Do chão batido para uma nova história

Essa é uma história de muitos capítulos. E como toda boa narrativa, não poupa surpresas, risos e lágrimas. Em 1987 se chorava a partida do fundador, Maximiliano Gaidzinski. A tristeza da perda foi compensada pela certeza de que o esforço empenhado por ele ao longo de toda a vida para fazer da Eliane uma empresa de sucesso não havia sido em vão.
Aquela referência tão importante que ergueu um império a partir de uma massa falida em 1959 permaneceria viva na memória e guiaria muitas ações ao longo dos anos seguintes. Baseada nos valores enraizados por seu Milo, a Eliane se expandia cada vez mais.
Um ano depois daquele triste 87, outra “partida” daria um novo significado à década de 80 – a partida da Eliane III. Em 1988 nascia uma nova unidade que iria consolidar a tecnologia de monoqueima na produção de revestimentos por meio de fornos a rolo. Na contramão da crise que enfrentava o Brasil, a Eliane virou a página e continuou a gerar emprego e renda, contribuindo de forma decisiva para o desenvolvimento de pessoas e regiões onde atuava.
Protagonista da própria história e acostumada às muitas reviravoltas da vida real, a Eliane voltaria a repetir alguns fatos tantos anos depois. Mais uma vez na contramão de uma crise – agora do mercado da construção civil – voltaria a erguer paredes de chão batido para ousar mais uma vez, e mais uma vez na Eliane III. Resgate de boas lembranças dos que viveram aquele ano de 88 e sentimento totalmente novo para quem viu nascer uma nova fábrica, na atualidade.
O ano de 2020 não foi precedido por um episódio controverso como aquele em 87, mas já começou colocando à prova. Aqui na Eliane, o que se mostrou foi a força de vontade e coragem para reverter qualquer crise que o país tenha vivenciado nos últimos anos. Uma obra de muitos autores, escrita a bem mais que quatro mãos, que fez nascer uma nova fábrica de porcelanatos de grande formato no Brasil.

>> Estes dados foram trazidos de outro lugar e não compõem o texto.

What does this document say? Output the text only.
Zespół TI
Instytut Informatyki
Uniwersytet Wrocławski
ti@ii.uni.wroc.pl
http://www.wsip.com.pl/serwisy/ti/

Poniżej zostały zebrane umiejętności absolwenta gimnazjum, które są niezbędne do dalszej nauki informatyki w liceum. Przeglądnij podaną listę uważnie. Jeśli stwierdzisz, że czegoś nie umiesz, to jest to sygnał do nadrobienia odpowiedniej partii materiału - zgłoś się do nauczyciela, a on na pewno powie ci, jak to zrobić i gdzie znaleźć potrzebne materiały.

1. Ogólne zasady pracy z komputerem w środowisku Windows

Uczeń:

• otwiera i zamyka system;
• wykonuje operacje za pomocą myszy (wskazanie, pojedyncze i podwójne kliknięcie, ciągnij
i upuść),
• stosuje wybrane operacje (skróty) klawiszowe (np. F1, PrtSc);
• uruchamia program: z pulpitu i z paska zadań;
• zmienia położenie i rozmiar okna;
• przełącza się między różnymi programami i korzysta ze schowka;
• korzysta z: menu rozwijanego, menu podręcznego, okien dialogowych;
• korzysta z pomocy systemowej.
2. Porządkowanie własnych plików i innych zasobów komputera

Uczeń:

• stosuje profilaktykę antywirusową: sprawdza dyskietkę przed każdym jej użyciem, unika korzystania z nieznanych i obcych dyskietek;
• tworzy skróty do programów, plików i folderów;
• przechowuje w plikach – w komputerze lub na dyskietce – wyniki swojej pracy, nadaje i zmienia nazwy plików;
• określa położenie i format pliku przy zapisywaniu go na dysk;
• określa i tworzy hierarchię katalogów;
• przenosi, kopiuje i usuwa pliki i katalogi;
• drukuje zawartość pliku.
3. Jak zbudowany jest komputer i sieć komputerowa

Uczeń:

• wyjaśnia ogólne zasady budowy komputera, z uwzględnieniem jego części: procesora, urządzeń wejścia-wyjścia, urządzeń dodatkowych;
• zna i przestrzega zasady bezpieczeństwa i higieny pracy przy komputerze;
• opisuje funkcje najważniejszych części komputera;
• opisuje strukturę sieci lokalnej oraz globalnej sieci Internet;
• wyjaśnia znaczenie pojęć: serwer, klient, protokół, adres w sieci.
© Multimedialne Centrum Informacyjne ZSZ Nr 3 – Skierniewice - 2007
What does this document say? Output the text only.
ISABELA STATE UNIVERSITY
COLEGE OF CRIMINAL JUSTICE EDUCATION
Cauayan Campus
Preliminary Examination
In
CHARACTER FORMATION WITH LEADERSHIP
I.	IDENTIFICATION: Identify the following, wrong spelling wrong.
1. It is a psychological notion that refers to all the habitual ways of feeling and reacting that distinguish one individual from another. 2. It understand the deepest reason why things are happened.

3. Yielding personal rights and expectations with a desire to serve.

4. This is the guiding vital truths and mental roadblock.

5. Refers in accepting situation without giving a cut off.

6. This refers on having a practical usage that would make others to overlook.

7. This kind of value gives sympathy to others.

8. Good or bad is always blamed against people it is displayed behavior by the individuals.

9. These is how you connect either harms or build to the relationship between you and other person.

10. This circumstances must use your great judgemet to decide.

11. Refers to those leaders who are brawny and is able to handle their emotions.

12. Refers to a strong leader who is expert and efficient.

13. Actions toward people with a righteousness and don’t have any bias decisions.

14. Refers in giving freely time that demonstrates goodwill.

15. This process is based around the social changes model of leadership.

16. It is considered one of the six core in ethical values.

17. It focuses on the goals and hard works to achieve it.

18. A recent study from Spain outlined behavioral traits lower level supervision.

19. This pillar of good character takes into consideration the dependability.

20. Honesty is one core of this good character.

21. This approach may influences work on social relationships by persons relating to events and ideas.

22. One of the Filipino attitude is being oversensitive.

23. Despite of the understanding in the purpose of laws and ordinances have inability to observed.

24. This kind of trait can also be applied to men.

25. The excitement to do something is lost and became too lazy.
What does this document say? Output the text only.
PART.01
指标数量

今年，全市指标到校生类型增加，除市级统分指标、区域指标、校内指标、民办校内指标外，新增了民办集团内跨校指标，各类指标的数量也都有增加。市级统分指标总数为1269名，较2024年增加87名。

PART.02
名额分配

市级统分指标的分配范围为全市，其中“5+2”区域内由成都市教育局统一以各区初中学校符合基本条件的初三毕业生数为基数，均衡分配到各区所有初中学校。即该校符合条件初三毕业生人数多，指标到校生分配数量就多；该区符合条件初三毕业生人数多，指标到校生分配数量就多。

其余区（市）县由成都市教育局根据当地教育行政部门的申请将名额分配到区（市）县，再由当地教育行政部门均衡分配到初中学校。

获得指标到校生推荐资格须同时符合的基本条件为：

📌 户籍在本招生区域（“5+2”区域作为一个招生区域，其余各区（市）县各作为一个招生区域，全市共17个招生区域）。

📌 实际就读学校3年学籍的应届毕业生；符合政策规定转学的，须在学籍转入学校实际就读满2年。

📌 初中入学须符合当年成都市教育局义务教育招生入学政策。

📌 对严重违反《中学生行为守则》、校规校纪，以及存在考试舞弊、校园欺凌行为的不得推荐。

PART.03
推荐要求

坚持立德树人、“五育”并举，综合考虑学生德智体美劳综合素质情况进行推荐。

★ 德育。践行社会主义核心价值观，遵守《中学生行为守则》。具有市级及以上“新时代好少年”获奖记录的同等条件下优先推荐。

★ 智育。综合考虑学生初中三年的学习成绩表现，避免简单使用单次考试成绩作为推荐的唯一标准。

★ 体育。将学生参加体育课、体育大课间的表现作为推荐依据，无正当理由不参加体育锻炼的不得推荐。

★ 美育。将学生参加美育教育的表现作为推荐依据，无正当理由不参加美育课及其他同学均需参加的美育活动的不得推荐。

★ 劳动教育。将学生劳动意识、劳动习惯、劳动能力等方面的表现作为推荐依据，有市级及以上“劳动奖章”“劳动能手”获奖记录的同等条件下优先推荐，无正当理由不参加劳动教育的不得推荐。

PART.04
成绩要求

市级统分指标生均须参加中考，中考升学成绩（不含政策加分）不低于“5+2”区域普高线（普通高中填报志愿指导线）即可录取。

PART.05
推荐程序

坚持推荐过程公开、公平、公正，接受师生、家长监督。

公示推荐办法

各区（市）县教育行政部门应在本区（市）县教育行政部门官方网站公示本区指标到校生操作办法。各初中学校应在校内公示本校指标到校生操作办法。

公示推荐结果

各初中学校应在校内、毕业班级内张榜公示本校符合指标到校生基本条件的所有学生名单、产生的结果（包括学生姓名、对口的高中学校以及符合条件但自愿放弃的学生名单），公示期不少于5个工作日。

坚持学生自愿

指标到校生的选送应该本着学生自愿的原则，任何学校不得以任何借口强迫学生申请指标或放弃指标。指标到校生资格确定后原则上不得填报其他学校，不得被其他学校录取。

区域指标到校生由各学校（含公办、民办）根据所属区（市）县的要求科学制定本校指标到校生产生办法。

O P4, para os íntimos, brilha de novo, encanta de bonito, e surpreende de eficiente. Mais de 20 mil m² de área construída com capacidade para produzir mais de 300 mil m² de revestimentos cerâmicos por mês – o imponente formato 120x120cm que passa a fazer parte do portfólio próprio da Eliane.
Essa é uma história de muitos capítulos, lembra? Afinal, são 60 anos. E por que ainda nos surpreendemos tanto? O ano começou provando mais uma vez que essa é a essência de gente trabalhadora que transforma massa falida e chão batido em realidade e empreendimento de sucesso.